“Kalau kita berkaca dari instruksi tersebut, semestinya ada solusi lain yang bisa dipakai oleh pemerintah. Pelantikan bisa dilakukan secara virtual, sehingga tidak menciptakan kerumunan,” kata pria yang akrab disapa Erikson Rame.

Ia berharap kedepan, Pemkab Ende harus menaati peraturan yang telah dibuat sehingga hal tersebut menjadi contoh yang baik bagi masyarakat.

“Jangan sampai Pemda melanggar peraturan yang dibuat sendiri,” tandas Erikson Rame.

Sementara Bupati Ende Jafar Ahmad yang dikonfirmasi media ini membantah menciptakan kerumunan, saat pelantikan pejabat lingkup Pemkab Ende.

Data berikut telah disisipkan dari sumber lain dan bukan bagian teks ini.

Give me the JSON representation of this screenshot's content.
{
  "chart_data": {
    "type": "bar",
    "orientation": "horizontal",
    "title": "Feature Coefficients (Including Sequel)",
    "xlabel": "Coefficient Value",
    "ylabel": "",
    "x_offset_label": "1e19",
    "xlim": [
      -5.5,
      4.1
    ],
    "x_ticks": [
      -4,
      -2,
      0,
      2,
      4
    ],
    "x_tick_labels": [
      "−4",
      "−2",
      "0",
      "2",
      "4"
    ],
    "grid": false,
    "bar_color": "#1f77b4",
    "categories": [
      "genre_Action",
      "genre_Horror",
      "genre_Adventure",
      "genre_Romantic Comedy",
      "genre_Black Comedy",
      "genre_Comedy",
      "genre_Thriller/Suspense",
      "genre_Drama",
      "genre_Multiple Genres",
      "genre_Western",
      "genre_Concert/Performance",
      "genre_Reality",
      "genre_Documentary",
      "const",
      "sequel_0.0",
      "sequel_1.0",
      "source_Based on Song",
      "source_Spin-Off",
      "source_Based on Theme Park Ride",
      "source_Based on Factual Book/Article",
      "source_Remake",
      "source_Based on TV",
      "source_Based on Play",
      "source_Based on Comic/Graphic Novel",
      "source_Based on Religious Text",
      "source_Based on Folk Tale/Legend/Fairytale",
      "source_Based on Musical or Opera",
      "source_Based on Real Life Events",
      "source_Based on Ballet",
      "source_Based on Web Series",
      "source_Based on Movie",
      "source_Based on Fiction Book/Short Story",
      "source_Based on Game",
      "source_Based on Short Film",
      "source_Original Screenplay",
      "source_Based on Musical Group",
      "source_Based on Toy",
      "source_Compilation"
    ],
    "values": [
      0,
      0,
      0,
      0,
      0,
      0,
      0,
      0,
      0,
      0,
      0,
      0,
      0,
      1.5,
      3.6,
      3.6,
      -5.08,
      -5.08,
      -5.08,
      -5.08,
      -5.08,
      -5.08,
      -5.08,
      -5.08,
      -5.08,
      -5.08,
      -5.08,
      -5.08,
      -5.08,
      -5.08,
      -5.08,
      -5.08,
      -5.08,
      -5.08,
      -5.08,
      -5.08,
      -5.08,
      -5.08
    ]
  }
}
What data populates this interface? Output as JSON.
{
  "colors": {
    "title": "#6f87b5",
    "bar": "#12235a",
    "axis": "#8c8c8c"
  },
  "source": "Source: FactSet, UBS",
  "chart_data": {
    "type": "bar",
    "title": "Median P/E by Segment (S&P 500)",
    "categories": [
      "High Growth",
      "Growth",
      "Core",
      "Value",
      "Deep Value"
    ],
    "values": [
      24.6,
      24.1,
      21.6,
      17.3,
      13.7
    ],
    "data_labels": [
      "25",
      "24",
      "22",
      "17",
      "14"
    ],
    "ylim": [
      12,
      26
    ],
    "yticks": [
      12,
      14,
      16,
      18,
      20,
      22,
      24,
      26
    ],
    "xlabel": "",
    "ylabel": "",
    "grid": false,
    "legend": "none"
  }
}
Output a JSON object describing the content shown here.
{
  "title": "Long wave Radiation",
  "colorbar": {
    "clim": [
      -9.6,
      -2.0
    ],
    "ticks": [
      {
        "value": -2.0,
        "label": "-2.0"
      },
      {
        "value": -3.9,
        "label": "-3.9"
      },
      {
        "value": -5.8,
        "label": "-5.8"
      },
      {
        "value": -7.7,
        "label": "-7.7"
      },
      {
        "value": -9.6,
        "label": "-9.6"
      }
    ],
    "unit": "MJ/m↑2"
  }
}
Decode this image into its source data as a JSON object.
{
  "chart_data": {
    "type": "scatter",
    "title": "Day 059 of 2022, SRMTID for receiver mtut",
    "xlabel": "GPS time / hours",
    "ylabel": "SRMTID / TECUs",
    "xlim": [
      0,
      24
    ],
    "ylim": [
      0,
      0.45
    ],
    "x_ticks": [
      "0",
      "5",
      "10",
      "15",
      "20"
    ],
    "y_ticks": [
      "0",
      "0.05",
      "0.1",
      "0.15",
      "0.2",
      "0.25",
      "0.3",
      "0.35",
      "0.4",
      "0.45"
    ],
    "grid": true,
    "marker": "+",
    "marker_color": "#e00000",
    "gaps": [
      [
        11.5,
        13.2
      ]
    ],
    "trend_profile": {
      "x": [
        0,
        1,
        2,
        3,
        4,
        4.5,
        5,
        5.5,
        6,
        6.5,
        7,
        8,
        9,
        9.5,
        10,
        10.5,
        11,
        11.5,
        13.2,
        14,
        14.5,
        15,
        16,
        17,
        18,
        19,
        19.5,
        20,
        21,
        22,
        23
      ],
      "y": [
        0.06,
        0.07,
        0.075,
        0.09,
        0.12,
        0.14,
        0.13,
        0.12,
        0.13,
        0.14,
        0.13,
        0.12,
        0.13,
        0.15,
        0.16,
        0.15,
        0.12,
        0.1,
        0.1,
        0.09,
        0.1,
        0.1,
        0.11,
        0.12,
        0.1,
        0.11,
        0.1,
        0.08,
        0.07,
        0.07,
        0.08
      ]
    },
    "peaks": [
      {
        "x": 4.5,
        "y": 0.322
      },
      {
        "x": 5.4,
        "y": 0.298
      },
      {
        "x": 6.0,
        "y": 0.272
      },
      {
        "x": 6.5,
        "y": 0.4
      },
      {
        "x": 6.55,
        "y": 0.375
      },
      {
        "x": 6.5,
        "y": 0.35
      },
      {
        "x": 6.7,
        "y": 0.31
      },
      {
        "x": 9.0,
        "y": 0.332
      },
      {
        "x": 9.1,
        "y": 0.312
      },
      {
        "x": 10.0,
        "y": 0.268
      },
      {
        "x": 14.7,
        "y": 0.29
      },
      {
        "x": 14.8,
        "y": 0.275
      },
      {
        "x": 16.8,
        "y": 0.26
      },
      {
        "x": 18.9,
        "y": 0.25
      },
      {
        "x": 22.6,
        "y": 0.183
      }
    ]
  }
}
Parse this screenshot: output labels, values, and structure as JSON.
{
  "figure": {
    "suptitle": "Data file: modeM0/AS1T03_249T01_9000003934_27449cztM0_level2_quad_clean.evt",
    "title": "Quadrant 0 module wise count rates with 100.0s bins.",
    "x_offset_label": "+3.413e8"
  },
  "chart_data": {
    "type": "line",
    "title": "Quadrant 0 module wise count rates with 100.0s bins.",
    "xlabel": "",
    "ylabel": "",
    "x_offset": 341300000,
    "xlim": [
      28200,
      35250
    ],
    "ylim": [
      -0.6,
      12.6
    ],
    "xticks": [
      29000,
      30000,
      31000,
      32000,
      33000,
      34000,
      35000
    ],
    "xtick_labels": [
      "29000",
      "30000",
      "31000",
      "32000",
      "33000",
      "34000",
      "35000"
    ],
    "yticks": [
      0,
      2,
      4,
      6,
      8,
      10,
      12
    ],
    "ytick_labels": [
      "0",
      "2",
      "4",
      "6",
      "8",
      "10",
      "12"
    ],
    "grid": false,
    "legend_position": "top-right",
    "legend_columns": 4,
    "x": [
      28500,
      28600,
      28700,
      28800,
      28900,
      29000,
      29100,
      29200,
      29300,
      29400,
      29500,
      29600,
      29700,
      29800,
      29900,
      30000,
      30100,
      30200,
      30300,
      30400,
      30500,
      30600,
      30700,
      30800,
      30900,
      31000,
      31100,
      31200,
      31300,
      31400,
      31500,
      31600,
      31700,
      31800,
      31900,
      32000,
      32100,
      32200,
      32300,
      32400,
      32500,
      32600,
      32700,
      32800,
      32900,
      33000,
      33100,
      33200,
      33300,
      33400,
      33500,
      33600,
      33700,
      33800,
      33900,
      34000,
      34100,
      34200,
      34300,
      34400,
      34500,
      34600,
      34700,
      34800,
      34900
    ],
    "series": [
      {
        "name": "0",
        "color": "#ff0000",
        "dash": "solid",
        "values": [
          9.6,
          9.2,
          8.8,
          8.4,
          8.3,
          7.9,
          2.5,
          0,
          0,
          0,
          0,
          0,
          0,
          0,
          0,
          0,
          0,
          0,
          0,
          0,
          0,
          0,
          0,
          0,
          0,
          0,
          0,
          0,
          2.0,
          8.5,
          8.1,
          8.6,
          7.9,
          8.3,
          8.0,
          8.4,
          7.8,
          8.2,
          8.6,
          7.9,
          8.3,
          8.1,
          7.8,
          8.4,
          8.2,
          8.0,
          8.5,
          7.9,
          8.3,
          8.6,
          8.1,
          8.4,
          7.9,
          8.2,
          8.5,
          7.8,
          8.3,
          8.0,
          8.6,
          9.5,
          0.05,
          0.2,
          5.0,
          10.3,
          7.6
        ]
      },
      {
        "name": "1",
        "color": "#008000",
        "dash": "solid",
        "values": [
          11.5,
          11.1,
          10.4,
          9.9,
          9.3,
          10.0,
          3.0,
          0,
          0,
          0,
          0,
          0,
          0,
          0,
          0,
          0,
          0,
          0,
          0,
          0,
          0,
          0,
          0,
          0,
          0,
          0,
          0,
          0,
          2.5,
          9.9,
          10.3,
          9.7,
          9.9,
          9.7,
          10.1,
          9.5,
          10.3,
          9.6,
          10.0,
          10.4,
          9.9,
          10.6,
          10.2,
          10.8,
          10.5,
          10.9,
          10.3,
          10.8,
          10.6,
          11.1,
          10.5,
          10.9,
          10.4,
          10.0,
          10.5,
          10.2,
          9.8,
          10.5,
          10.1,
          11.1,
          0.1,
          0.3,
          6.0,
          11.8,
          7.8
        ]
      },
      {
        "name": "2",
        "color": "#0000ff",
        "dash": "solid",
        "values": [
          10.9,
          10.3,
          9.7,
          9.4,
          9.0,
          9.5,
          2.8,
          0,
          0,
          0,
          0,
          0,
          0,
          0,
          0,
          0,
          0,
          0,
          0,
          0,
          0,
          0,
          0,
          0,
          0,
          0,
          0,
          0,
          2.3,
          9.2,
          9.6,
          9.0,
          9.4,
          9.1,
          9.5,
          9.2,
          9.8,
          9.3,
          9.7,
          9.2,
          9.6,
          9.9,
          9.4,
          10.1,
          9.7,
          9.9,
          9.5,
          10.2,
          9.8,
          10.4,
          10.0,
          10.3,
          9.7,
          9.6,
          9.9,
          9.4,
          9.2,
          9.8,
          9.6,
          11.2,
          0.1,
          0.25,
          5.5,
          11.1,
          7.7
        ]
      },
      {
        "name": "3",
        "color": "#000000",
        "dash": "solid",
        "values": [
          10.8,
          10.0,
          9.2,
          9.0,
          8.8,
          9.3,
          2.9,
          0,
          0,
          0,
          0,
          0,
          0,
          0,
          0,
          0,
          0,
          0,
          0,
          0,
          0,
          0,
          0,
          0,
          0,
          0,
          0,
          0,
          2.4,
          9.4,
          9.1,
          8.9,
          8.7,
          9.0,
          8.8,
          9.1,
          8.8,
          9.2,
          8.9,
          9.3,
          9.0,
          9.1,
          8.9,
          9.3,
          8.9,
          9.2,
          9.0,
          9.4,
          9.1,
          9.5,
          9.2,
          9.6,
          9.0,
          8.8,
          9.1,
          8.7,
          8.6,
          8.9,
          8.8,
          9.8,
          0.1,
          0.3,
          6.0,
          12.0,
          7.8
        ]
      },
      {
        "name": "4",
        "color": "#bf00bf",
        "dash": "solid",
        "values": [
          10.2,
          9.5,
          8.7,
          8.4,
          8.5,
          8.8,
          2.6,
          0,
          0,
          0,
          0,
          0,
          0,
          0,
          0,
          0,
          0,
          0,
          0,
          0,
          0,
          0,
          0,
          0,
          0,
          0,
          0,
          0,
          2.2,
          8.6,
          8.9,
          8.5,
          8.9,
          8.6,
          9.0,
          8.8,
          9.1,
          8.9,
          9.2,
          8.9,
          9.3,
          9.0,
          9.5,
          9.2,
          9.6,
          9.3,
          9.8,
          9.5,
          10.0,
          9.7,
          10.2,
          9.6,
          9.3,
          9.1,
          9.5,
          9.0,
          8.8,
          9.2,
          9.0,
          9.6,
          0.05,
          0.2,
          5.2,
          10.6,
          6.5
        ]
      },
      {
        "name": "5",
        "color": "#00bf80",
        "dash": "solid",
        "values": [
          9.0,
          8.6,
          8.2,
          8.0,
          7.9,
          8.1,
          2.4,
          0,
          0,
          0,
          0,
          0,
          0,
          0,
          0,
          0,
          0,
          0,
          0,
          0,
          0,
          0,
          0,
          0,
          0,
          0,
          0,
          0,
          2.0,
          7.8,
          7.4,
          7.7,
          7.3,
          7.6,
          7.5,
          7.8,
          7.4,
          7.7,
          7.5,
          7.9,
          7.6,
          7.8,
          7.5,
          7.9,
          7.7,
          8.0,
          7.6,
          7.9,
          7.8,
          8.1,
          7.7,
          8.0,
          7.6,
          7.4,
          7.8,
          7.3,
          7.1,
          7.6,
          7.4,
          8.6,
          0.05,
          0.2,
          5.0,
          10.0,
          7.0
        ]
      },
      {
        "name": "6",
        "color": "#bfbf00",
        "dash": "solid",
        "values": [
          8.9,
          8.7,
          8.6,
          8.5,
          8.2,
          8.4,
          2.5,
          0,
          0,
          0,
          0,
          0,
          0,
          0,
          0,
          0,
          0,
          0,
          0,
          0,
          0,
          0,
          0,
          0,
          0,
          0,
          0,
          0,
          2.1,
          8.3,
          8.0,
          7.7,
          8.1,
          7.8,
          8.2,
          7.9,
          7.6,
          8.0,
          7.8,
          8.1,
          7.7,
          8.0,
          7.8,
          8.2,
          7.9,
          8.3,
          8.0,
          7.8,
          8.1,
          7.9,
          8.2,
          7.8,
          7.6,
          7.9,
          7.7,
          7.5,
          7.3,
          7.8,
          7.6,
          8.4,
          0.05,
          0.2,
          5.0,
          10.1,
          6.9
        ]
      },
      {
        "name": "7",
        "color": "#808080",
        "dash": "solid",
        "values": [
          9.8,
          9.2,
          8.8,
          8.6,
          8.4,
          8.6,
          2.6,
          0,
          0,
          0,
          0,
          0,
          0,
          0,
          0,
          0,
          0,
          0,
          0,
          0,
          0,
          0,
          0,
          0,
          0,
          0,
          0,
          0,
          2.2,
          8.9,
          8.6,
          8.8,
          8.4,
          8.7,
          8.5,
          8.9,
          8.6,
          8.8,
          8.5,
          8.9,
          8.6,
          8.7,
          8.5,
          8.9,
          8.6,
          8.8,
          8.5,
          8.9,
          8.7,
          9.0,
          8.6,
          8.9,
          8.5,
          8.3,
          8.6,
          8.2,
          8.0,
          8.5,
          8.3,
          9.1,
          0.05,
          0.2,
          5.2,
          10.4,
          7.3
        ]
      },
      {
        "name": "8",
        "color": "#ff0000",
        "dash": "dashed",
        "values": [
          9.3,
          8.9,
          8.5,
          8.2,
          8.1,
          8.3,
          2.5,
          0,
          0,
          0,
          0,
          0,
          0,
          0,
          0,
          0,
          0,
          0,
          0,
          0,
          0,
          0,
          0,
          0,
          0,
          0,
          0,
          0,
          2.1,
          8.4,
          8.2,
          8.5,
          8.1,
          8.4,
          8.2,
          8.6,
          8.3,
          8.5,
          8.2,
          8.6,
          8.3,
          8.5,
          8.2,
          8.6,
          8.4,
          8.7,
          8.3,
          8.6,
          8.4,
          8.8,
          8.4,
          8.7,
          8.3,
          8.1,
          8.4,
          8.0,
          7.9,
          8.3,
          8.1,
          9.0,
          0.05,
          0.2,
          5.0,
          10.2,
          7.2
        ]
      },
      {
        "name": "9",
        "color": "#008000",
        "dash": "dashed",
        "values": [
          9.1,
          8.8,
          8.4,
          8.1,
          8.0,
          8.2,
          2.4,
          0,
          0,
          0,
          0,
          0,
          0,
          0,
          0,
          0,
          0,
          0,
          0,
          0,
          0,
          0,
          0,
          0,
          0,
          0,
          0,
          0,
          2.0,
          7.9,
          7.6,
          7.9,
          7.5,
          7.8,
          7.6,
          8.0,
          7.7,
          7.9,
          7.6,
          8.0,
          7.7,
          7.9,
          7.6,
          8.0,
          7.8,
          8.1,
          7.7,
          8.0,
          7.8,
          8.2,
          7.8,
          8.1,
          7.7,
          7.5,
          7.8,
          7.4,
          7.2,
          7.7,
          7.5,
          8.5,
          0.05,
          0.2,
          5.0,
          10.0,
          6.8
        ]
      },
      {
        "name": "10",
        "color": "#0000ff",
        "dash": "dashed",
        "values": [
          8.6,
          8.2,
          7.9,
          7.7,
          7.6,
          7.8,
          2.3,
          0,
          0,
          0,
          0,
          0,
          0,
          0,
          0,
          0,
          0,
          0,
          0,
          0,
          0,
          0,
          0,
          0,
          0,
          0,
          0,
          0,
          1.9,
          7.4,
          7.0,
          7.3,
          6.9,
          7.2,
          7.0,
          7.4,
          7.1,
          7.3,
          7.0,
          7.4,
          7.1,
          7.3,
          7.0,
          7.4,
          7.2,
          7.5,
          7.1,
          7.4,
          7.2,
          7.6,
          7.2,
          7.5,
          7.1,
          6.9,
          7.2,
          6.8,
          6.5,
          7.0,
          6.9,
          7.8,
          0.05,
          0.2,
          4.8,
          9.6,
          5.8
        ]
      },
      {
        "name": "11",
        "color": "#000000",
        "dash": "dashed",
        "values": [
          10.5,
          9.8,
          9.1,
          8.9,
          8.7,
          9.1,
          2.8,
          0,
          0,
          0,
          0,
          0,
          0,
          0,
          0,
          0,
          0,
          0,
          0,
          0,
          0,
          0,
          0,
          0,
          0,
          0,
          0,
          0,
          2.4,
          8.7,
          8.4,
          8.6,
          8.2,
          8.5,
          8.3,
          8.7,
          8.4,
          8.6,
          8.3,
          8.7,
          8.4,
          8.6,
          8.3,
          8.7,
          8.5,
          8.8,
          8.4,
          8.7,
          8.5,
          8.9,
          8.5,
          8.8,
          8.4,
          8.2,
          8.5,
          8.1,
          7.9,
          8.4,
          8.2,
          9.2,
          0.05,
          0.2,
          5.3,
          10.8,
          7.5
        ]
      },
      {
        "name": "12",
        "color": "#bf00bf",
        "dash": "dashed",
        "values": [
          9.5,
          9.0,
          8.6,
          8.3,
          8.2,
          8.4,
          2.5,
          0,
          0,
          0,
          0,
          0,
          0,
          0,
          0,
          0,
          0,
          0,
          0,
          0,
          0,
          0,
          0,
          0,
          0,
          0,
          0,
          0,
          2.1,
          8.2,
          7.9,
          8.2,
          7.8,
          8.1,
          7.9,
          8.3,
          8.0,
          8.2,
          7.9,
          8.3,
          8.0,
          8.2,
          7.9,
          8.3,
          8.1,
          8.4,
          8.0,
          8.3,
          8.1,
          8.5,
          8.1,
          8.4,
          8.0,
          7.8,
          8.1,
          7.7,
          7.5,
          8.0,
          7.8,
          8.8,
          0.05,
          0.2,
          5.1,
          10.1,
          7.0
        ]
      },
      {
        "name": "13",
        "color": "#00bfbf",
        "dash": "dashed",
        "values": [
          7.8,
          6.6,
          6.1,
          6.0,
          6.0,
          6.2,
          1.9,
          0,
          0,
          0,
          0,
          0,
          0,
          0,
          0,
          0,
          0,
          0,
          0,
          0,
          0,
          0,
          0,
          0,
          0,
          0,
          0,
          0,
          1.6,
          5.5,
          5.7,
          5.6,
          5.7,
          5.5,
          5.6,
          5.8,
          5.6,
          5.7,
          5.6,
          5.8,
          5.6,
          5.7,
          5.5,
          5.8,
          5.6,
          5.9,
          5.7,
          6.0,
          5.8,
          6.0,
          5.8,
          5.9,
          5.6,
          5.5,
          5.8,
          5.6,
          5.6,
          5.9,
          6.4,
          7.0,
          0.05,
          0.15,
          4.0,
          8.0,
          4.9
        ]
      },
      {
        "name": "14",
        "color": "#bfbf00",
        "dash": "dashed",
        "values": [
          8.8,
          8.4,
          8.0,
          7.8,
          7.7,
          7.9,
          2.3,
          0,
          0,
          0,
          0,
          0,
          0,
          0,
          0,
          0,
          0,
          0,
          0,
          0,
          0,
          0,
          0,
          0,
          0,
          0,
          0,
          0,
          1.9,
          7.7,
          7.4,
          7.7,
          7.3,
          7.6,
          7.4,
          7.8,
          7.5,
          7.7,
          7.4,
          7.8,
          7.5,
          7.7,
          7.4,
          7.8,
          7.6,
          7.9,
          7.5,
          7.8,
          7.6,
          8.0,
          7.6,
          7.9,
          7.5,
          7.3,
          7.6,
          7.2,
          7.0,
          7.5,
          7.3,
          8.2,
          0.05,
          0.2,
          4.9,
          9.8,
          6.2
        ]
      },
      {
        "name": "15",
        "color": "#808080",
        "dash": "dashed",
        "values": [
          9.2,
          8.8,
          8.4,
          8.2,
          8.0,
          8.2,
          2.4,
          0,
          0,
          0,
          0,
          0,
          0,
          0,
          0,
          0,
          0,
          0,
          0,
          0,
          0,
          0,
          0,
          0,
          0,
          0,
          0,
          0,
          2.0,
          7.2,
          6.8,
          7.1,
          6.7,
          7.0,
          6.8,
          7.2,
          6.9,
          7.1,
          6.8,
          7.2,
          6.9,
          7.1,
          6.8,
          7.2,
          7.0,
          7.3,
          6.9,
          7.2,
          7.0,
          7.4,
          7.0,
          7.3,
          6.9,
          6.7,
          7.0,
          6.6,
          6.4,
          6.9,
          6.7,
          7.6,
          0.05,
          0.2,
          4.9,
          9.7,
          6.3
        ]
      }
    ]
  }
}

“Teman-teman wartawan lihat di belakang ada tempat yang kosong. Lalu pejabat yang dilantik tersebut duduk saling menjaga jarak,” ungkap Jafar Ahmad.

“Kami tidak melakukan pelantikan secara virtual, karena kami ingin pesan moral pelantikan tersampaikan kepada para pegawai yang hari ini dilantik,” tandasnya. (TR/AB/KN)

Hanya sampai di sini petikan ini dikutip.